Throwing and Catching
1. Being able to catch a pass and then throw very quickly afterwards. If you receive a break from the trapped side the best thing to do is to keep the movement to the high side and that cup is gonna be sprinting to set the trap on you. The quicker one can move that swing the better.
2. Related point - Being able to throw and catch very quick passes. Because those time windows are small (D is running to reposition and set the cup) zipping throws takes precedence completely over floating a disk to space which happens a fair amount in Man Offense.
3. Being able to gain yards on any particular catch. If you can catch the disc while in the air with lots of momentum going forward, those 2 yards you can gain before your pivot are set are important in 2 ways. First, 2 yards is 2 yards and well take what we can get, but more importantly, if a cup is set and then you catch a short dish as described, you can suddenly make the cup very out of position and therefore throw through holes that weren't there for the previous thrower.
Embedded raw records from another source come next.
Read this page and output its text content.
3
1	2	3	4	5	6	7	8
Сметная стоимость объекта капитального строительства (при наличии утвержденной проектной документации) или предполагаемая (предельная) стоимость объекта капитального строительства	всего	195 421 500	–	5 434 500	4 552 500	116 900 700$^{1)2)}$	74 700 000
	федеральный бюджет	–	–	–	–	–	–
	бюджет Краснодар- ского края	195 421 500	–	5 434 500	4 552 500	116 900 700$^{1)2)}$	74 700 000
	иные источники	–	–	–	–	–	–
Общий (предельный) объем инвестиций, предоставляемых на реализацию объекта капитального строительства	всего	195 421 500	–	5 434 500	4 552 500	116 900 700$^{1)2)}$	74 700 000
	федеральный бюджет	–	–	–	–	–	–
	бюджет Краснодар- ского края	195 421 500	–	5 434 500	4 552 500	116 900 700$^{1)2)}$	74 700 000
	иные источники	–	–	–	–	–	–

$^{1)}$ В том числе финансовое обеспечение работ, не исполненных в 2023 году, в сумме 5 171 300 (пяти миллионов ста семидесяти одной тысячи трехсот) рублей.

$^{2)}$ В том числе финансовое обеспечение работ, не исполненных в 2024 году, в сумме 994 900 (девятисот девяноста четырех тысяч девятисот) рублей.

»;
4. Retaining composure when forced to make risky throws. Yeah, sometimes the disc gets trapped on the low side and the cup is not giving you anything and the crashes are covered well. Apart from the fact that hammers, scoobers, ect… are more categorically prone to getting D’d or falling incomplete, if you are not “in control” of your stall count and those risky throws are closer to punts than then real throws, then you will just have a much lower completion percentage for those throws. Realize that sometimes those risky throws are just necessary because the D has forced you into that disadvantageous position - if you allow yourself some time and mental concentration to make a focused throw you will get better results even if it sucks in general that you have to resort to the cross field hammer.
5. Knowing when to swing immediately and when to look for holes after catching it. My O line and I are working on this (I get yelled at when I don’t swing immediately but I get praised when I throw through holes because I didn’t swing it )
6. Trusting your teammates throwing skills and decision making. Yes, you must acknowledge that Sophomore Jimmy doesn’t have the upwind OI and you shouldn’t expect it, but if you resort to only forcing them to make 2 yard dumps, then you just pump up the throw count and thus the risk of turnover.
7.Being able to recognize and call “Double Team”s without losing your focus on player and disc movement. This is the skill I lack the most even though I think about its worth a decent amount. I talk the talk but when I’m playing handler in Zone O I just seem to not even think about Double Teams. It sucks that throwers have to focus on playing and calling the Doubles but that just is the current state of our sport. Ideally a thrower would totally dissociate his normal focus from violation calling but the overwhelming empirical observation is that when a thrower is gonna call “double team” they look at all the cup players, think about it, completely stop focusing on their teammates and yell the call in frustration. They’ll get 2 counts but they lose 2 counts in the process. If someone could retain focus on their team mates but be able to make calls like double team that don’t stop the play, they would have a huge advantage (808 is the best at this particular focus splitting)
8. Being ok with turnovers. There is wind and turnovers are gonna happen – if you get mad about them and lose focus then the D wins. You or your team mate turns its just get on D – stop the fast break and you have a pretty good chance of getting the disc back because the same inclement conditions that caused your turnover will effect the tired and less skilled D team to the same degree.